For my vector calculus course, I need to solve this limit: $$\lim_{(x,y)\rightarrow (0,0)} \frac{1-\cos(x^2y)}{x^6+y^4}$$
By replacing (x,y) by (0,0), I noticed that the limit was of the form $\frac{0}{0}$ and decided to Taylor expand the numerator which gave me this inequality: $$\left | 1-\cos(x^2y) \right |\leq\frac{x^4y^2}{2}$$
Then I rewrote my limit using the inequality I just found: $$\left | \frac{1-\cos(x^2y)}{x^6+y^4} \right |\leq \frac{x^4y^2}{2(x^6+y^4)}\leq \frac{x^4y^2}{x^6+y^4}$$
Seeing that I was stuck, I decided to rewrite my expression in polar coordinates: $$\left | \frac{1-\cos(x^2y)}{x^6+y^4} \right |\leq\frac{(r\cos(\theta))^4(r\sin(\theta))^2}{(r\cos(\theta))^6+(r\sin(\theta))^4}$$
By making some simplifications, I get: $$\frac{(r\cos(\theta))^4(r\sin(\theta))^2}{(r\cos(\theta))^6+(r\sin(\theta))^4}=\frac{r^2\cos^4(\theta)\sin^2(\theta)}{r^2\cos^6(\theta)+\sin^4(\theta)}$$
And when I take the limit of my new expression when r tends to 0, I get: $$\lim_{r\to 0} \frac{r^2\cos^4(\theta)\sin^2(\theta)}{r^2\cos^6(\theta)+\sin^4(\theta)} = \frac{0}{\sin^4(\theta)}=0$$ unless $\theta=k\pi$ where $k \epsilon \mathbb{Z}$
First, I wanted to know if my proof was correct and if it is not, where was my mistake. Second, I wanted to know if there was a proof without the condition that $\theta=k\pi$.

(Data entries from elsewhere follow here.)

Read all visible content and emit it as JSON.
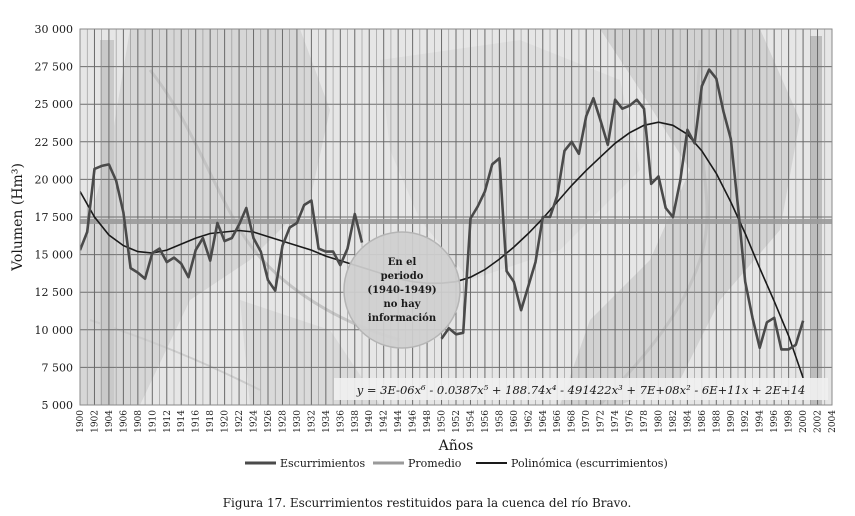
{
  "chart_data": {
    "type": "line",
    "xlabel": "Años",
    "ylabel": "Volumen (Hm³)",
    "xlim": [
      1900,
      2004
    ],
    "ylim": [
      5000,
      30000
    ],
    "y_ticks": [
      "5 000",
      "7 500",
      "10 000",
      "12 500",
      "15 000",
      "17 500",
      "20 000",
      "22 500",
      "25 000",
      "27 500",
      "30 000"
    ],
    "y_tick_values": [
      5000,
      7500,
      10000,
      12500,
      15000,
      17500,
      20000,
      22500,
      25000,
      27500,
      30000
    ],
    "x_ticks": [
      "1900",
      "1902",
      "1904",
      "1906",
      "1908",
      "1910",
      "1912",
      "1914",
      "1916",
      "1918",
      "1920",
      "1922",
      "1924",
      "1926",
      "1928",
      "1930",
      "1932",
      "1934",
      "1936",
      "1938",
      "1940",
      "1942",
      "1944",
      "1946",
      "1948",
      "1950",
      "1952",
      "1954",
      "1956",
      "1958",
      "1960",
      "1962",
      "1964",
      "1966",
      "1968",
      "1970",
      "1972",
      "1974",
      "1976",
      "1978",
      "1980",
      "1982",
      "1984",
      "1986",
      "1988",
      "1990",
      "1992",
      "1994",
      "1996",
      "1998",
      "2000",
      "2002",
      "2004"
    ],
    "grid": true,
    "background": "faded map of the Río Bravo basin (Colorado, New Mexico, Texas, United States, Mexico)",
    "legend_position": "bottom",
    "series": [
      {
        "name": "Escurrimientos",
        "color": "#4a4a4a",
        "segments": [
          {
            "x": [
              1900,
              1901,
              1902,
              1903,
              1904,
              1905,
              1906,
              1907,
              1908,
              1909,
              1910,
              1911,
              1912,
              1913,
              1914,
              1915,
              1916,
              1917,
              1918,
              1919,
              1920,
              1921,
              1922,
              1923,
              1924,
              1925,
              1926,
              1927,
              1928,
              1929,
              1930,
              1931,
              1932,
              1933,
              1934,
              1935,
              1936,
              1937,
              1938,
              1939
            ],
            "y": [
              15300,
              16500,
              20700,
              20900,
              21000,
              19900,
              17800,
              14100,
              13800,
              13400,
              15100,
              15400,
              14500,
              14800,
              14400,
              13500,
              15300,
              16100,
              14600,
              17100,
              15900,
              16100,
              17000,
              18100,
              16100,
              15200,
              13300,
              12600,
              15600,
              16800,
              17100,
              18300,
              18600,
              15400,
              15200,
              15200,
              14300,
              15400,
              17700,
              15800
            ]
          },
          {
            "x": [
              1950,
              1951,
              1952,
              1953,
              1954,
              1955,
              1956,
              1957,
              1958,
              1959,
              1960,
              1961,
              1962,
              1963,
              1964,
              1965,
              1966,
              1967,
              1968,
              1969,
              1970,
              1971,
              1972,
              1973,
              1974,
              1975,
              1976,
              1977,
              1978,
              1979,
              1980,
              1981,
              1982,
              1983,
              1984,
              1985,
              1986,
              1987,
              1988,
              1989,
              1990,
              1991,
              1992,
              1993,
              1994,
              1995,
              1996,
              1997,
              1998,
              1999,
              2000
            ],
            "y": [
              9400,
              10100,
              9700,
              9800,
              17400,
              18200,
              19200,
              21000,
              21400,
              13900,
              13200,
              11300,
              12900,
              14500,
              17500,
              17500,
              18900,
              21900,
              22500,
              21700,
              24200,
              25400,
              23900,
              22300,
              25300,
              24700,
              24900,
              25300,
              24700,
              19700,
              20200,
              18100,
              17500,
              19900,
              23300,
              22400,
              26200,
              27300,
              26700,
              24500,
              22700,
              18200,
              13200,
              10800,
              8800,
              10500,
              10800,
              8700,
              8700,
              9000,
              10600
            ]
          }
        ]
      },
      {
        "name": "Promedio",
        "color": "#9a9a9a",
        "x": [
          1900,
          2004
        ],
        "y": [
          17200,
          17200
        ]
      },
      {
        "name": "Polinómica (escurrimientos)",
        "color": "#1a1a1a",
        "x": [
          1900,
          1902,
          1904,
          1906,
          1908,
          1910,
          1912,
          1914,
          1916,
          1918,
          1920,
          1922,
          1924,
          1926,
          1928,
          1930,
          1932,
          1934,
          1936,
          1938,
          1940,
          1942,
          1944,
          1946,
          1948,
          1950,
          1952,
          1954,
          1956,
          1958,
          1960,
          1962,
          1964,
          1966,
          1968,
          1970,
          1972,
          1974,
          1976,
          1978,
          1980,
          1982,
          1984,
          1986,
          1988,
          1990,
          1992,
          1994,
          1996,
          1998,
          2000
        ],
        "y": [
          19200,
          17500,
          16300,
          15600,
          15200,
          15100,
          15300,
          15700,
          16100,
          16400,
          16500,
          16600,
          16500,
          16200,
          15900,
          15600,
          15300,
          14900,
          14600,
          14300,
          14000,
          13700,
          13400,
          13200,
          13100,
          13100,
          13200,
          13500,
          14000,
          14700,
          15500,
          16400,
          17400,
          18500,
          19600,
          20600,
          21500,
          22400,
          23100,
          23600,
          23800,
          23600,
          23000,
          21900,
          20400,
          18500,
          16400,
          14100,
          11900,
          9600,
          6800
        ]
      }
    ],
    "trendline_equation": "y = 3E-06x⁶ - 0.0387x⁵ + 188.74x⁴ - 491422x³ + 7E+08x² - 6E+11x + 2E+14",
    "annotation": [
      "En el",
      "periodo",
      "(1940-1949)",
      "no hay",
      "información"
    ]
  },
  "caption": "Figura 17. Escurrimientos restituidos para la cuenca del río Bravo."
}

Thank you in advance for your answers,
IsaacM
One possible variant to do is, that knowing $1-\cos \alpha=2\sin^2 \frac{\alpha}{2}$ we have $$\frac{1-\cos(x^2y)}{x^6+y^4} = \frac{2\sin^2 \frac{x^2y}{2}}{x^6+y^4}$$ So we can consider $$\frac{x^4y^2}{x^6+y^4} \leqslant \frac{x^4y^2}{2|x|^3y^2}=\frac{1}{2}x\cdot\text{sign}(x)\to 0$$